林〔昭男〕新副知事には、私自身、任命する際の視点として持ちましたのは、今、県西部で総合事務所長をしてもらっていますけれども、西部のさまざまな企業さんだとか団体とか、あるいは住民のNPO等、いろんな組織がございます。そうしたところで非常に評価が高いということが一つの視点でございました。
私は、新しい鳥取県政のスタイルとしてパートナー県政を軸に置いていきたいと考えております。従来型の役所体質ではなくて、県民の皆様と協働で意思決定をし、政策を実行していく、そういう体制をつくらなければならないと考えております。その辺は従来の役所の感性と違うところがあるんですね。私も一生懸命6年間やってきていますけれども、ほっとくとすぐに以前の県庁体質に戻ろうとするベクトル〔方向性〕が働きます。ですから感性としてそういうパートナー県政を進められる人、その意味で林〔昭男〕さんを指名させていただいたわけであります。

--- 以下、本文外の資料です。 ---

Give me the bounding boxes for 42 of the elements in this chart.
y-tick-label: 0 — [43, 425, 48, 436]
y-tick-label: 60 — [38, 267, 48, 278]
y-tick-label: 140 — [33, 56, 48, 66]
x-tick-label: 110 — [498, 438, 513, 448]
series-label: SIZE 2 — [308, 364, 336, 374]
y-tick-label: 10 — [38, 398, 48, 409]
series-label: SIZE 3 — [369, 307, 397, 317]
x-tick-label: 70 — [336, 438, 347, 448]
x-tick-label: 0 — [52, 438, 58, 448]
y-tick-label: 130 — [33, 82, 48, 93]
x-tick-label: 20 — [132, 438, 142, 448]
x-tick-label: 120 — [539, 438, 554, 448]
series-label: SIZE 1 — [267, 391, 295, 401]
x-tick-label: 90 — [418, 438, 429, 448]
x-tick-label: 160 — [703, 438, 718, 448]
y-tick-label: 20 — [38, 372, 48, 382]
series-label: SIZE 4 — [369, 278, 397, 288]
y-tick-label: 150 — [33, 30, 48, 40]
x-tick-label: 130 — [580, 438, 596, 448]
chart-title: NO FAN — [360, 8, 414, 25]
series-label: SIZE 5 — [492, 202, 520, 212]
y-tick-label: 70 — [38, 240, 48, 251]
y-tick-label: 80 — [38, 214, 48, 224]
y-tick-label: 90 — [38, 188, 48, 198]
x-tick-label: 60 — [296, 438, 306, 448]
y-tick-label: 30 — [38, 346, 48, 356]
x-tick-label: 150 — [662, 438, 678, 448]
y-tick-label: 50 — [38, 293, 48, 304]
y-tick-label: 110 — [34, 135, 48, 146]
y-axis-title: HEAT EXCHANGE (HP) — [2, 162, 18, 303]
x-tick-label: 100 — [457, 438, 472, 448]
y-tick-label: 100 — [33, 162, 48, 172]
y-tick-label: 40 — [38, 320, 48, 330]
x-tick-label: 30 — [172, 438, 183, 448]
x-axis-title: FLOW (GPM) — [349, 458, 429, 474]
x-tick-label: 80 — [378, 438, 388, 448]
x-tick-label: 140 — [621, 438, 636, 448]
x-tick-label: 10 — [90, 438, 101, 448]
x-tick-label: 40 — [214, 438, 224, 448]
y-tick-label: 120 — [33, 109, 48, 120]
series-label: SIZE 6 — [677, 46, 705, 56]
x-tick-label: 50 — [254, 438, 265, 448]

また、直前には〔第64回全国〕植樹祭が大成功というような評価を各方面からいただいたこともございましたし、また、今回は香港便がチャーターフライトで入ってくることになりましたけれども、そうした動きのきっかけとなるような〔第13回〕国際マンガサミット〔鳥取大会〕の推進役としての役割も果たしていただいたわけでありまして、そんなような意味で、林〔昭男〕さんに期待を申し上げたいと思います。
○共同通信 千野真稔 記者
それでは、各社よろしいでしょうか。
では、終わりたいと思います。ありがとうございました。
●知事
どうもありがとうございました。